For the router itself I opted for was the Dewalt D26200. There was no real reason behind my choice, other that I like Dewalt tools. Nearly a year in and it’s been great so far.
When I bought the Workbee 1500mm x 1500mm, at the time and at that size, the only option was a belt drive the X and Y axis. The maximum screw length was 1000mm due to the whip in the screw at lengths over this.
Although I got reasonable results on large cuts there was too much play and backlash in the belt to get accurate results in smaller details. I tried having the tension in the belt so tight it snapped the belt. I tried the double belt modification, where you glue a second belt to the V-slot and it acts like a rack and pinion. This give the best results, but there were still issues when the drive changed directions.
Luckily for me at the same time, someone came up with a simple solution to the reduce the whip in 1500mm screws. The clamps where fitted to the outside of the Y gantry plates, inside of on the inside, enabling enough tension to be added to the screw to reduce the whip to a workable level. Oozenest (the company I bought the Workbee from, and can’t rate highly enough) were quick to adopt this solution and upgraded me free of charge). Since then the machine has been unbelievably brilliant, delivering highly accurate, consistent results.
My Workbee is fitted on top of 2 1500 x 750mm standard workbench. I have a dust shoe fitted which is essential in my option. I bought the one from Oozenest, which is really nice. It is in 2 parts and held together will magnets for quick release. It is quite expensive but there are cheaper options available. You can even make your own. I’ve seen CNC’d ones and 3D printer ones.
I created a spoiler board with screw fitting for clamps, which are great for thick material, but doesn’t work so well for thin stuff. For the thin stuff I made a vacuum table run off a Titan workshop hover to clamp the material down.
My first vacuum table was created in MDF. The bottom grid section was cut and sealed and a 6mm porous sheet was glued to the top. I removed 0.2mm from both sides of the sheet before attaching to remove the treated top surface and allow the air to be sucked through better.
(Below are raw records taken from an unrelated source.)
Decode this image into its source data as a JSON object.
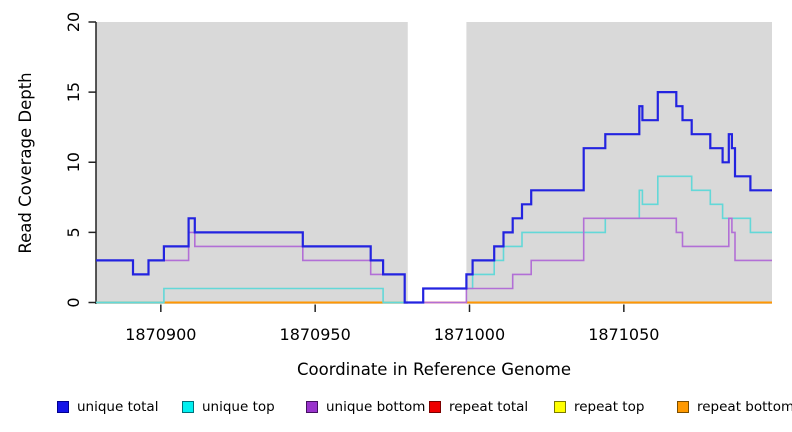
{
  "chart_data": {
    "type": "line",
    "subtype": "step-after",
    "title": "",
    "xlabel": "Coordinate in Reference Genome",
    "ylabel": "Read Coverage Depth",
    "x_axis": {
      "min": 1870879,
      "max": 1871098,
      "ticks": [
        1870900,
        1870950,
        1871000,
        1871050
      ]
    },
    "y_axis": {
      "min": 0,
      "max": 20,
      "ticks": [
        0,
        5,
        10,
        15,
        20
      ]
    },
    "grid": "off",
    "band_color": "#d9d9d9",
    "shaded_regions": [
      {
        "from": 1870879,
        "to": 1870980
      },
      {
        "from": 1870999,
        "to": 1871098
      }
    ],
    "white_gap": {
      "from": 1870980,
      "to": 1870999
    },
    "zero_blend_segments": [
      {
        "from": 1870879,
        "to": 1870901,
        "color": "#90c98f"
      },
      {
        "from": 1870972,
        "to": 1870980,
        "color": "#aecf7c"
      },
      {
        "from": 1870980,
        "to": 1870999,
        "color": "#ef8285"
      }
    ],
    "series": [
      {
        "name": "repeat top",
        "color": "#ffff00",
        "width": 1.6,
        "points": [
          [
            1870879,
            0
          ]
        ]
      },
      {
        "name": "repeat total",
        "color": "#ee1111",
        "width": 1.6,
        "points": [
          [
            1870879,
            0
          ]
        ]
      },
      {
        "name": "repeat bottom",
        "color": "#ff9703",
        "width": 2.0,
        "points": [
          [
            1870879,
            0
          ]
        ]
      },
      {
        "name": "unique top",
        "color": "#63d8d8",
        "width": 1.6,
        "points": [
          [
            1870879,
            0
          ],
          [
            1870901,
            1
          ],
          [
            1870972,
            0
          ],
          [
            1870985,
            1
          ],
          [
            1871001,
            2
          ],
          [
            1871008,
            3
          ],
          [
            1871011,
            4
          ],
          [
            1871017,
            5
          ],
          [
            1871044,
            6
          ],
          [
            1871055,
            8
          ],
          [
            1871056,
            7
          ],
          [
            1871061,
            9
          ],
          [
            1871072,
            8
          ],
          [
            1871078,
            7
          ],
          [
            1871082,
            6
          ],
          [
            1871091,
            5
          ]
        ]
      },
      {
        "name": "unique bottom",
        "color": "#b26fd6",
        "width": 1.6,
        "points": [
          [
            1870879,
            3
          ],
          [
            1870891,
            2
          ],
          [
            1870896,
            3
          ],
          [
            1870909,
            5
          ],
          [
            1870911,
            4
          ],
          [
            1870946,
            3
          ],
          [
            1870968,
            2
          ],
          [
            1870979,
            0
          ],
          [
            1870999,
            1
          ],
          [
            1871014,
            2
          ],
          [
            1871020,
            3
          ],
          [
            1871037,
            6
          ],
          [
            1871067,
            5
          ],
          [
            1871069,
            4
          ],
          [
            1871084,
            6
          ],
          [
            1871085,
            5
          ],
          [
            1871086,
            3
          ]
        ]
      },
      {
        "name": "unique total",
        "color": "#2323e0",
        "width": 2.2,
        "points": [
          [
            1870879,
            3
          ],
          [
            1870891,
            2
          ],
          [
            1870896,
            3
          ],
          [
            1870901,
            4
          ],
          [
            1870909,
            6
          ],
          [
            1870911,
            5
          ],
          [
            1870946,
            4
          ],
          [
            1870968,
            3
          ],
          [
            1870972,
            2
          ],
          [
            1870979,
            0
          ],
          [
            1870985,
            1
          ],
          [
            1870999,
            2
          ],
          [
            1871001,
            3
          ],
          [
            1871008,
            4
          ],
          [
            1871011,
            5
          ],
          [
            1871014,
            6
          ],
          [
            1871017,
            7
          ],
          [
            1871020,
            8
          ],
          [
            1871037,
            11
          ],
          [
            1871044,
            12
          ],
          [
            1871055,
            14
          ],
          [
            1871056,
            13
          ],
          [
            1871061,
            15
          ],
          [
            1871067,
            14
          ],
          [
            1871069,
            13
          ],
          [
            1871072,
            12
          ],
          [
            1871078,
            11
          ],
          [
            1871082,
            10
          ],
          [
            1871084,
            12
          ],
          [
            1871085,
            11
          ],
          [
            1871086,
            9
          ],
          [
            1871091,
            8
          ]
        ]
      }
    ]
  },
  "legend": {
    "items": [
      {
        "label": "unique total",
        "fill": "#1414e8",
        "border": "#000090"
      },
      {
        "label": "unique top",
        "fill": "#00f0f0",
        "border": "#00707a"
      },
      {
        "label": "unique bottom",
        "fill": "#9933cc",
        "border": "#441060"
      },
      {
        "label": "repeat total",
        "fill": "#ee0000",
        "border": "#7a0000"
      },
      {
        "label": "repeat top",
        "fill": "#ffff00",
        "border": "#7a7a00"
      },
      {
        "label": "repeat bottom",
        "fill": "#ff9900",
        "border": "#7a4d00"
      }
    ]
  }
}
This vacuum table has worked really well for me but I’ve recently decided to update it. The first one took up a lot of unnecessary Z height and the vacuum area was small.
I created a new and improved version out of 6mm Styrene and so far it works really well. I was able to fit the vacuum hose to the centre between the workbenches.
Once the material is on and the edges sealed with tape the hold it really strong. If you break the seal though the hold is reduced drastically. For this reason, if I need to cut through the material I always glue it to a 1mm spoiler piece enabling me to cut through the material an extra 0.5mm, giving a clean edge and keeping the seal intact.
For a spoiler piece I generally use 1mm styrene and fix using this repositionable spray adhesive:
It offers a great hold but is easily removed. If I’m cutting styrene, it normally comes with 1 gloss side with a protective film. Unless I need the gloss side to be upward facing, I glue both protective film sides together, so when cut, I can simply peel off the film and there are no traces of the glue at all.
One of the biggest issue that I’ve had to deal with, and I didn’t realise beforehand, is the actual operating noise. When the router, vacuum and extraction unit are on the noise level reaches 90 DBs, so ear protection is essential.
Because of this I’ve build a room around the machine in sound-block plasterboard with acoustic foam inside. This has worked quite well. Now, just stood outside the room, with the door open, the noise level is down to 70 DBs, and with the door, shut it’s reduced even further to 60 DBs. Outside the garage is now around 54 DBS, so shouldn’t get any complaints from the neighbours.